Candid Cinema

Sundance Film Festival: ‘Good Luck to You, Leo Grande’ Review

By: Amanda Guarragi

What humans need more than anything, now more than ever is intimacy. What we are all lacking is a genuine connection with another soul. Whether you’re single or in a relationship, there can be a sense of emptiness, or that ten percent of something that could be lacking. Humans are never fully satisfied and especially in today’s generation, everyone is always looking for the next best thing or is even too afraid to become emotionally attached to anyone. It also doesn’t matter what age you are, everyone is going through their own version of what intimacy and connection means to them. What Sophie Hyde does in Good Luck to You, Leo Grande is create a very sex positive and honest conversation about what it means to be truly intimate with someone.

At the beginning of this film we meet Nancy Stokes (Emma Thompson) who, unfortunately for her, doesn’t know good sex. She is a retired schoolteacher, and is pretty sure she has never had it, but she is determined to finally do something about that. She comes up with a plan, which involves an anonymous hotel room and a young sex worker who calls himself Leo Grande (Daryl McCormack).
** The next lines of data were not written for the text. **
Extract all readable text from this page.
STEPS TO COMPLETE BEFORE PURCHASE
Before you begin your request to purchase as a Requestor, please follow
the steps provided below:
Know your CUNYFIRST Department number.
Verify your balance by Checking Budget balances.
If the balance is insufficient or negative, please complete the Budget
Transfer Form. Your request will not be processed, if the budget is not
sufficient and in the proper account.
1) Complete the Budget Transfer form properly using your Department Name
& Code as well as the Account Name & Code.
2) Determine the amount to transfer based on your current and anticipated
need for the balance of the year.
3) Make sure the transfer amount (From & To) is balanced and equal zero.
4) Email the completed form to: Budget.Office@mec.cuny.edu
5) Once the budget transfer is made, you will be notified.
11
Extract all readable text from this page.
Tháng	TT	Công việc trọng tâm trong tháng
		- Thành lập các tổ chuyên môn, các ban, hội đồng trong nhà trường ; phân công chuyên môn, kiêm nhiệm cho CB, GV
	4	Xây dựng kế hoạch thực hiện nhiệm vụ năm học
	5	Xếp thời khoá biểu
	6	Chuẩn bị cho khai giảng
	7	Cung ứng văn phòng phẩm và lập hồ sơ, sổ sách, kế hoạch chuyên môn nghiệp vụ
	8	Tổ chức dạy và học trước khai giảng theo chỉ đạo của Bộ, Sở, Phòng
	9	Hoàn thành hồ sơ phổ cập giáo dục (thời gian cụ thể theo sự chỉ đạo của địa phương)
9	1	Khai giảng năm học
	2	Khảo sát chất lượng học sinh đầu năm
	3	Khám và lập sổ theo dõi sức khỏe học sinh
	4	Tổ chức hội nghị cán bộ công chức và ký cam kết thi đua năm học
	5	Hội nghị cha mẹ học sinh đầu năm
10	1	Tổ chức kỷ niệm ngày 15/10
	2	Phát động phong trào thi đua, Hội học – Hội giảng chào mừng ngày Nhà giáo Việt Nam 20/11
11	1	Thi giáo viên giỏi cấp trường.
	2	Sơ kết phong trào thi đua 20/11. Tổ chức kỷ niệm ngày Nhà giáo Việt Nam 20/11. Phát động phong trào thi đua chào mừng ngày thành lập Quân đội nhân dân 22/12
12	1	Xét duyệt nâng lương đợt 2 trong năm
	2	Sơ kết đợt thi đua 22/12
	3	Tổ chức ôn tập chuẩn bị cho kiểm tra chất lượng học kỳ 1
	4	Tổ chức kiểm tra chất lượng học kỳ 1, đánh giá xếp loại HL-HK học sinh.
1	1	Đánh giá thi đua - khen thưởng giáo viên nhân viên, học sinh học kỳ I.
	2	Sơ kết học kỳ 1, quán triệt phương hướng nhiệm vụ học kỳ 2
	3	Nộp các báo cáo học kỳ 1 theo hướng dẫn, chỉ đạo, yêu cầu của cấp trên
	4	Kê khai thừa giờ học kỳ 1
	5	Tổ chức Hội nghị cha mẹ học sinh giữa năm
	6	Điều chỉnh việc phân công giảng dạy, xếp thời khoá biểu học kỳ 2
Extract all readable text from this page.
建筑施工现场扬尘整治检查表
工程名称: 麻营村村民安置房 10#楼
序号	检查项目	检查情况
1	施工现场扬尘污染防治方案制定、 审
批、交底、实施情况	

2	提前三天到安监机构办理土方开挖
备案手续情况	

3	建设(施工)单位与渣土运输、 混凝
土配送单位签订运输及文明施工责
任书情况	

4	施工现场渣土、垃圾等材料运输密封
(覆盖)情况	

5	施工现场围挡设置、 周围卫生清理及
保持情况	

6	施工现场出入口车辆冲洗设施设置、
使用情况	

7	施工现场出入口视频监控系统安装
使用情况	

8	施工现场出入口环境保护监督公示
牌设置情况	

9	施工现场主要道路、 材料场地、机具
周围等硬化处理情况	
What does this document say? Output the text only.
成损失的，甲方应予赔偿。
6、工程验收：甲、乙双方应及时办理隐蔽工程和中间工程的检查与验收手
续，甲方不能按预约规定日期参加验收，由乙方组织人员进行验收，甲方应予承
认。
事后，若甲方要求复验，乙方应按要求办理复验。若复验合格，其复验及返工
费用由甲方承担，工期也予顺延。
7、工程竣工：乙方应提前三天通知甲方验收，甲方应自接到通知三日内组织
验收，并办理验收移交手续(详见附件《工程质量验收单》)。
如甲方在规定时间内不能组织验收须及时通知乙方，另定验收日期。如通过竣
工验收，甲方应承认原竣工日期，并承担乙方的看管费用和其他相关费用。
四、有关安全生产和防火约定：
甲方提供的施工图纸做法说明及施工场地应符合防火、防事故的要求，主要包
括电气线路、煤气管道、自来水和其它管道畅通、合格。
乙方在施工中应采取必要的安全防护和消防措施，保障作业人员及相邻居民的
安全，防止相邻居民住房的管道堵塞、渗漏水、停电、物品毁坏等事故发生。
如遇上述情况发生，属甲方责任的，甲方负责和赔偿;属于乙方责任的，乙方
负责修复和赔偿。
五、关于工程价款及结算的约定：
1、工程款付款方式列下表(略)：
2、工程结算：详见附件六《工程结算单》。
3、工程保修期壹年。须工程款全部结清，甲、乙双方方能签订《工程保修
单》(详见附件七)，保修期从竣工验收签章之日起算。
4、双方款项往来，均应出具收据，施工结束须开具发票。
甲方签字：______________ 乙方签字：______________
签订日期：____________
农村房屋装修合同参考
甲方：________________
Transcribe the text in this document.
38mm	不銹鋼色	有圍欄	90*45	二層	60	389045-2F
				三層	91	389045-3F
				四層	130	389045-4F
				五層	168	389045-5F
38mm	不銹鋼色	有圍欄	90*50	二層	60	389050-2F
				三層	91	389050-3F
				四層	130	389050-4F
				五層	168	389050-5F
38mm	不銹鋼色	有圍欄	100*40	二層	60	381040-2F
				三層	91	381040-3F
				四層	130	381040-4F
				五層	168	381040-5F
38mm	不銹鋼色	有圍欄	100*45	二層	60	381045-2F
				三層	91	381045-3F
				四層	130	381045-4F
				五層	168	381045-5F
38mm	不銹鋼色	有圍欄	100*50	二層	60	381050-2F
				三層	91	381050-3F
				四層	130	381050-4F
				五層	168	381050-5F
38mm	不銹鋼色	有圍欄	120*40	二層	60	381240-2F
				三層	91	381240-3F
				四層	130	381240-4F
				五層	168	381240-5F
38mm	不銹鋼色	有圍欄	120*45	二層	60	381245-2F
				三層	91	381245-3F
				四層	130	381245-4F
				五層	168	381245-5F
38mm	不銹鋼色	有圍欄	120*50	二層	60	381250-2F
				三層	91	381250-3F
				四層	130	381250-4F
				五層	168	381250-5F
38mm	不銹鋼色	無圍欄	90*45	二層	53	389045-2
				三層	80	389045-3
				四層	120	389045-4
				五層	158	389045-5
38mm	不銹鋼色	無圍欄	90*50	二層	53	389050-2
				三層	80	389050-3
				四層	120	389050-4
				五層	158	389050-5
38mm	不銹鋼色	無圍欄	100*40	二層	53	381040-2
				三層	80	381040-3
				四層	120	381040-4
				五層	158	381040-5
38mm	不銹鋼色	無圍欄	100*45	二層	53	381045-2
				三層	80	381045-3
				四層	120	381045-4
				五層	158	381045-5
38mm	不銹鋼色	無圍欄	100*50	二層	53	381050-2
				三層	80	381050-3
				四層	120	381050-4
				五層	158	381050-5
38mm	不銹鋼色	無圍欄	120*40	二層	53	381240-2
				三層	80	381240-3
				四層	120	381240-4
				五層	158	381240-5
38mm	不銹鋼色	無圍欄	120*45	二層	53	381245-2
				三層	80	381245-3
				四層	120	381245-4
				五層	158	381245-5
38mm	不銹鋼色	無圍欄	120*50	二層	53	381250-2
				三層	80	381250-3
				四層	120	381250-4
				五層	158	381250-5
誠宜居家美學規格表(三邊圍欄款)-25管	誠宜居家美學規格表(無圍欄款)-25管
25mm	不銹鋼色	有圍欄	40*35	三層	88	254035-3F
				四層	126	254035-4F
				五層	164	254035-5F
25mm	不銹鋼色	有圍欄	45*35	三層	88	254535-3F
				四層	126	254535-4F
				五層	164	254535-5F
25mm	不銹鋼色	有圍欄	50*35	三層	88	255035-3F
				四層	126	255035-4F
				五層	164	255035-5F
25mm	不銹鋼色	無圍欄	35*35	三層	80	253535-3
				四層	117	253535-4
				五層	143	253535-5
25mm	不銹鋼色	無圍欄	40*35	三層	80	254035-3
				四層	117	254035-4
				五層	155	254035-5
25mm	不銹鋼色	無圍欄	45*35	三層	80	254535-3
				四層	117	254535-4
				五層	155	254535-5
Leo is confident, dapper, and takes pride in being good at his job. Nancy is incredibly insecure and overthinks every single decision she makes. Due to her age and the social conditioning during her upbringing, sex has never been something that she could openly talk about, let alone engage in. In comes, Leo who is young and incredibly honest when discussing sexual acts with Nancy. As their first meeting unfolds, Nancy and Leo teach each other about different forms of intimacy in order to connect with one another.

What I enjoyed the most about this film was the connection between Nancy and Leo. Many tend to think that being intimate with someone strictly means being sexual with your partner, but it can also hold meaning within deeper conversations. The vulnerability peaks out when getting to know someone through asking those tough questions and creating a level of trust in order to connect with them. The choice to not show the sexual acts at the beginning created a different path for Leo and Nancy, which I appreciated. The screenplay written by Katy Brand touched upon so many things that men and women overthink about, and in Nancy’s case, use humour to explain how ashamed she is of her sexual history.

Good Luck to You, Leo Grande is such an honest, beautiful film about love, relationships, and intimacy. It’s all about connecting with another person and simply enjoying life. What Hyde teaches all of us is that pleasure is a good thing and is needed in order to live a fulfilling life. You can find pleasure in absolutely anything that brings you some sort of peace or even joy. There’s so much honesty in each conversation Leo and Nancy share that it felt like a therapy session from two different generational perspectives. It’s so well-written and the structure of the film allows each conversation to breathe and make an impact. Thompson and McCormack were delightful and wonderful chemistry that carried the film.